Fahrenheit 451, Ray Bradbury (Saída de emergência)

Ray Bradbury @ Clube de Leituras
  É raro ler livros de ficção científica. Não por qualquer preconceito relativamente a este tipo de livros, até porque sou uma aficcionada de livros policiais, considerado por muitos também um género menor de literatura, mas porque, em regra, não aprecio o ambiente em que decorrem. 
  Comecei, contudo, a encontrar referências a este livro, Fahrenheit 451, em referências feitas noutros livros ou por pessoas que o tinham lido e, ainda, na designação de uma revista brasileira sobre livros, que adotou o nome do livro, Fahrenheit 451.
    Provavelmente tudo o que direi sobre o livro já foi dito e lido, a começar pelo título: Fahrenheit 451, corresponde a 233o Celsius, e é a temperatura a que ardem os livros. Guy Montag, o protagonista, é bombeiro e o seu trabalho é queimar livros - todos os livros -, as casas onde se encontram e até, se se recusarem a sair, os respetivos habitantes. O livro começa desta forma:
    «Era um prazer pôr fogo às coisas. Era um prazer especial vê-las a serem devoradas, enegrecidas e transformadas.»
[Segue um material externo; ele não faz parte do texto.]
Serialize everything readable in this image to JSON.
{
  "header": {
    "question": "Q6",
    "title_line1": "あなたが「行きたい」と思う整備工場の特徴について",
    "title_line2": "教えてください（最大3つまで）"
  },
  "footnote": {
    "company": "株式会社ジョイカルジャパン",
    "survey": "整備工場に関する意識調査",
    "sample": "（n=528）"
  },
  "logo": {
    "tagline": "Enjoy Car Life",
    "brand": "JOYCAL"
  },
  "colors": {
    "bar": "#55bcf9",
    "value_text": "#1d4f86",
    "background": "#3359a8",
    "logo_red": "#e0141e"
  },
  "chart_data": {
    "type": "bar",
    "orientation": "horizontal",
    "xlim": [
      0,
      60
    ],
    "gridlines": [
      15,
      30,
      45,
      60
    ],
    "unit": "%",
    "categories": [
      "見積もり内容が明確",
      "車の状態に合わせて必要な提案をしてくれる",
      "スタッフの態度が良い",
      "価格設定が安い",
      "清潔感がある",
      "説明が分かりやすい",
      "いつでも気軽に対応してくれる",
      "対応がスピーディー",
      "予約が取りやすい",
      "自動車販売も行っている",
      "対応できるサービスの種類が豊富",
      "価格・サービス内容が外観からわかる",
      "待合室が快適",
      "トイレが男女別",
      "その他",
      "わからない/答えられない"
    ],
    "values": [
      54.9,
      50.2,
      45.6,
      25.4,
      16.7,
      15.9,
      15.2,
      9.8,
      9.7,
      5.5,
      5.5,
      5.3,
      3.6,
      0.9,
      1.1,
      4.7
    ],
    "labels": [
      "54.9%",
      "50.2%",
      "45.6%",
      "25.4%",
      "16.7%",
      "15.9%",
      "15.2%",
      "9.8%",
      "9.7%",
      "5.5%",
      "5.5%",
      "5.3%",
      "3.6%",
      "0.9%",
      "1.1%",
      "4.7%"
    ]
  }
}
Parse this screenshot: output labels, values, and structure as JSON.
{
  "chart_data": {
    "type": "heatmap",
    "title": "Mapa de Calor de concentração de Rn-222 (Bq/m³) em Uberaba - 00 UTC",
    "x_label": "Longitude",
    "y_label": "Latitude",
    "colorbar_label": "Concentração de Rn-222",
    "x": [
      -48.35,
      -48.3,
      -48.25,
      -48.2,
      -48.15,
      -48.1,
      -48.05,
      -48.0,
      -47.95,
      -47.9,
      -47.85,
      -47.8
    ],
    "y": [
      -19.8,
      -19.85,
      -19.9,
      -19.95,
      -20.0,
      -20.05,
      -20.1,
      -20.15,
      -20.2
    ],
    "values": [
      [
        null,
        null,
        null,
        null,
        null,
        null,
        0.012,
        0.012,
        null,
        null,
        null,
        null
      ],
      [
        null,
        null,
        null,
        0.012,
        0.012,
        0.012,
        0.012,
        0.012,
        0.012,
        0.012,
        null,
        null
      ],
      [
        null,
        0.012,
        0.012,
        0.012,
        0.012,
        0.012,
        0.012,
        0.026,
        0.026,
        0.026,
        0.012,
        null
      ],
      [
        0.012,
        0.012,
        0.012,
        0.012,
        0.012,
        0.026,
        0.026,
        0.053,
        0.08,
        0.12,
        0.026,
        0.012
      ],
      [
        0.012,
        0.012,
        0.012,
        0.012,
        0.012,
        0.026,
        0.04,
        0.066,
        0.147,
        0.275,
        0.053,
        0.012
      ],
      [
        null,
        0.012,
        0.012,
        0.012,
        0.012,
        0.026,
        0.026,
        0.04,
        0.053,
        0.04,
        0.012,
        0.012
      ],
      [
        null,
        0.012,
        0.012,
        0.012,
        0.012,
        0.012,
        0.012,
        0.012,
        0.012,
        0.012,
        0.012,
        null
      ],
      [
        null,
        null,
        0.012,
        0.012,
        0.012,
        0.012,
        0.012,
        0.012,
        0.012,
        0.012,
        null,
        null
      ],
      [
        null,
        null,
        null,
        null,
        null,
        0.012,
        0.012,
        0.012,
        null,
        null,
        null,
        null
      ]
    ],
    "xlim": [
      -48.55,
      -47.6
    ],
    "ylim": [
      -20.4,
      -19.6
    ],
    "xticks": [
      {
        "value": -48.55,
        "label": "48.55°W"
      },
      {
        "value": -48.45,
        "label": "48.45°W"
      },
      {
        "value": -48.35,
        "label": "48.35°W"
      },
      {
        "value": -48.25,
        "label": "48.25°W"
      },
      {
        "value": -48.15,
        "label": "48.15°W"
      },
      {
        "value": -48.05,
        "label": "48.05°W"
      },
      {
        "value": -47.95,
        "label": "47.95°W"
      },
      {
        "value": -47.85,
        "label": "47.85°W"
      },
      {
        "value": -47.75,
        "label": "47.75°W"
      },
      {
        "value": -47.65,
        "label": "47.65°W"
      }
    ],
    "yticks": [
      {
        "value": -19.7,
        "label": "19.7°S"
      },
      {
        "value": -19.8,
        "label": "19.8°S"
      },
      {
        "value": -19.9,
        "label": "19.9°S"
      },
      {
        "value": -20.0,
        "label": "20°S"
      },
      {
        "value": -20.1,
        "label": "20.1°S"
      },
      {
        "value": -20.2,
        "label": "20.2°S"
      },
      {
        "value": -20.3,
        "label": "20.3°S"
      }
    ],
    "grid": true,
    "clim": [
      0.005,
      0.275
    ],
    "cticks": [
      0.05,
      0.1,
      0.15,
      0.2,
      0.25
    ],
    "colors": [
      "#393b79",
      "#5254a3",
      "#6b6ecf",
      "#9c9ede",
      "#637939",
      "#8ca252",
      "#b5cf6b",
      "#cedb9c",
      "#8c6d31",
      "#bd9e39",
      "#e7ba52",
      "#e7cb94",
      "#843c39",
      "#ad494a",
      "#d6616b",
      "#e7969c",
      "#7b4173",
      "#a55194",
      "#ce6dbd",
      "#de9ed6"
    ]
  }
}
    Um dia, quando regressa a casa, encontra uma rapariga, que mora na vizinhança, Clarisse Mc Clellan, que lhe faz várias perguntas («Alguma vez leu os livros que queimou?» ou «É feliz?») e diz coisas que o surpreendem. Quando chega a casa a mulher tinha tomado vários comprimidos para dormir e ele teve que chamar o serviço de urgência. São estes dois eventos que o levam a questionar tudo, começando desde logo por esconder um livro que deveria queimar.
    
    Costumo ler o prefácio depois de ler o livro, eventualmente antes do posfácio, se o tiver. Foi por isso com surpresa que li no prefácio, de Jaime Nogueira Pinto, que Fahrenheit 451 foi editado pela primeira vez nos EUA, em 1953, e quando saiu,  foi lido como um manifesto contra a censura, como um panfleto contra todas as inquisições.  Na leitura do livro, o que me surpreendeu mais, porém, foi a ausência de poder instituído. Não há menção a governo ou a sistema político, mas apenas um sistema que é quase unanimemente aceite e por isso muito mais perigoso. Há também menção a uma guerra iminente que, até eclodir, é praticamente ignorada. Em termos de clarividência ou de antecipação do futuro,  não deixa de impressionar o papel que ele reserva à televisão e aos programas de entretenimento, anestesiando os espetadores que confundem o que vêem com a vida real. E o contraponto é dado pelos livros, pelo poder que exercem sobre as pessoas, e pelas pessoas que incorporam livros:
    «Vagabundos por fora, bibliotecas por dentro. Não foi algo planificado rigorosamente. Cada homem tinha um livro que queria memorizar e fê-lo. Depois, durante um período de mais ou menos vinte anos, fomo-nos encontrando nas nossas viagens e a rede de contactos foi-se formando aos poucos, até pensarmos na solução. A coisa mais importante que tivemos de enfiar nas nossas cabeças foi que nós não éramos importantes, e que não devíamos ser pedantes, não devíamos sentir-nos superiores a ninguém. Não passamos de sobrecapas de livros, sem outra particular importância. (...) Mas é isso que a humanidade tem de maravilhoso: por mais desencorajantes e terríveis que sejam as circunstâncias, nunca deixa de voltar a tentar, porque sabe que há coisas que são importantes e merecedoras do risco da tentativa.»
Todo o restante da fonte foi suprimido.